The 36 Hour Dinner Party

Michael Pollan seems to be eternally hosting interesting food experiments during which he and his friends consciously cut themselves away from industrial food production for a short period and have a philosophically meaningful feast. In this article, linked above, the idea of the wood-fired hearth and the meal as 36 hour ritual resound nicely. His dinners are wonderful, idealistic, well-intended and enlightened, even if they hint at subtle hypocrisy.  

After reading of them I do always wonder why he doesn’t push himself to the point of surpassing his little whole-food hypocrisies to reach a more definite sustainability for the benefit of his readers/students?  The conclusions I’ve drawn is that he is a) either unwilling to withstand the hardship and consequence of living a sustainable life outside of industrial externalities, b) a successful journalist achieving simple means to and end within his profession, or c) that he simply cannot find wilderness/land that is large enough or accessible enough on which to attempt it.  The first is obviously a choice of lifestyle and aversion to being dirty and uncomfortable (relatively) for the sake of a green thesis, which may or may not be true. The second is unlikely given my sense of his intentions. The latter, however, is a more profound practical limitation that he or anyone faces while attempting to eat free of industry byproduct–the requisite land for such an experience may simply be gone. The opportunity to practice as he writes may not exist anymore within the American historical experience of private property, capitalistic forces, and, ultimately, subdivision. Accessible parcels of land intact on the scale of an ecosystem have disappeared. They are, for all practical purposes, a relic of the past. Perhaps his food rules are impossible! Or perhaps the rules are possible, but only with the caveat that to fulfill them one must turn a blind eye to the industrial implementations and refined fuels neccesary to obtain them. There are yet externalities that do not appear to be accounted for within his explorations, akin, perhaps, to a person raising organic chickens in their backyard while yet driving them across town to the vet twice a week. 

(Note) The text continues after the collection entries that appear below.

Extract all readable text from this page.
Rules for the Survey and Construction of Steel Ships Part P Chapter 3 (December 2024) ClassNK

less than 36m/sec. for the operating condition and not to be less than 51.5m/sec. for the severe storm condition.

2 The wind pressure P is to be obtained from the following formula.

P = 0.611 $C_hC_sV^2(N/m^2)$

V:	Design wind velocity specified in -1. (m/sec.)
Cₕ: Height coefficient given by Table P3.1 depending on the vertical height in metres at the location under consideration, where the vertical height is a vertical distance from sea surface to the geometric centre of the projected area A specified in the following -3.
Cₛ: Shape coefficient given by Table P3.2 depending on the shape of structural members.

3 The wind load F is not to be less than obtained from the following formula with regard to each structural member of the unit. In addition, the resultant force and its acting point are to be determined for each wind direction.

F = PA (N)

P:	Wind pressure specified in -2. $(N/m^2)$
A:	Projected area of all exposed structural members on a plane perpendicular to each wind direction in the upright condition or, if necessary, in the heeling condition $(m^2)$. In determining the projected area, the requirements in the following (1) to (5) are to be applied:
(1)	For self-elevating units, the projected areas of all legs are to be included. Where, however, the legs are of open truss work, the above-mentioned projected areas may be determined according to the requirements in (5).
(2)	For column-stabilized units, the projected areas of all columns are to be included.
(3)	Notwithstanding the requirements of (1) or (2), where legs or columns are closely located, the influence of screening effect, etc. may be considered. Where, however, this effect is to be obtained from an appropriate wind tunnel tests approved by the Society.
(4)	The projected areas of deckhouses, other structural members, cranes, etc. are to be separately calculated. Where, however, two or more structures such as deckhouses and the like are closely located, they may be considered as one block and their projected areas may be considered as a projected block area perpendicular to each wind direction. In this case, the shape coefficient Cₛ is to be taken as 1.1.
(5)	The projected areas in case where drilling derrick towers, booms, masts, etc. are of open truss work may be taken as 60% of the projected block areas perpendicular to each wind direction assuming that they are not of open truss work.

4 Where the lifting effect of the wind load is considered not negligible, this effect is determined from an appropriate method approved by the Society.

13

Environments that are large enough and with land, clean water and wildlife enough to feed even a small group of people sustainably have been sold off over generations into smaller and smaller parcels, each one benefiting someone’s individual American Dream, yet at the very same time each one playing a small part in killing Michael Pollan’s modern ideal of sustainable food, and perhaps to some degree the future of the American dream itself, ironically. Specialization of supply chain has become a necessity in the modern landscape. It has been a classic death by a thousand cuts in America (and elsewhere) over the last 250 years–just scroll across the country from the perspective of a google satellite. Michael dreams of a past in which food and environment are still linked without a mechanical intermediary, which no longer exists, and this is exactly why his ideas are so compelling to all of us. We all feel that something is missing on some visceral level. At this point in American history, however, before his simple food rules can take shape without caveat our environment needs to in some places necessarily revert to it’s simpler, richer, historical baseline, otherwise we are left with islands of near-historical experience which sadly can only be manufactured artificially within the reality of the modern national subdivision. I’m not keeping my hopes up that reversion will happen, as reason has frequently been shown to be maligned by power and politics, but, Michael Pollan, if you’re listening, I propose that you come to Rabbit Island and help create your most sustainable meal ever.  A meal that relies to the least degree upon mechanical forces or the products of subdivision and specialization. It is as good of a place as any to further this idea, your own idea–an island with edible animals, schools of fish, room to farm and surrounding freshwater that is untarnished. Michael, this is your invitation! Don’t be a stranger! Of course we’d likely shy away from goats, pigs and bay area foraged fruits and lean towards lake trout and rabbits, but I have a feeling you won’t mind.

(The Rabbit Island idea, of course, bounds with it’s own hypocrisy in the modern American context (one generally flies to get there from New York, for one thing), but it intrinsically has maintained it’s fundamental function which Pollan celebrates–sustainable process–which is something.  It’s nature is yet intact and it has not been subdivided. If only this principle could return to the wider landscape we would have a fairer chance at genuinely eating well. Picture the new possibilities resulting from Detroit’s decline, if re-organized well. Picture the principle of eminent domain applied inversely, for the sake of food rules, etc.).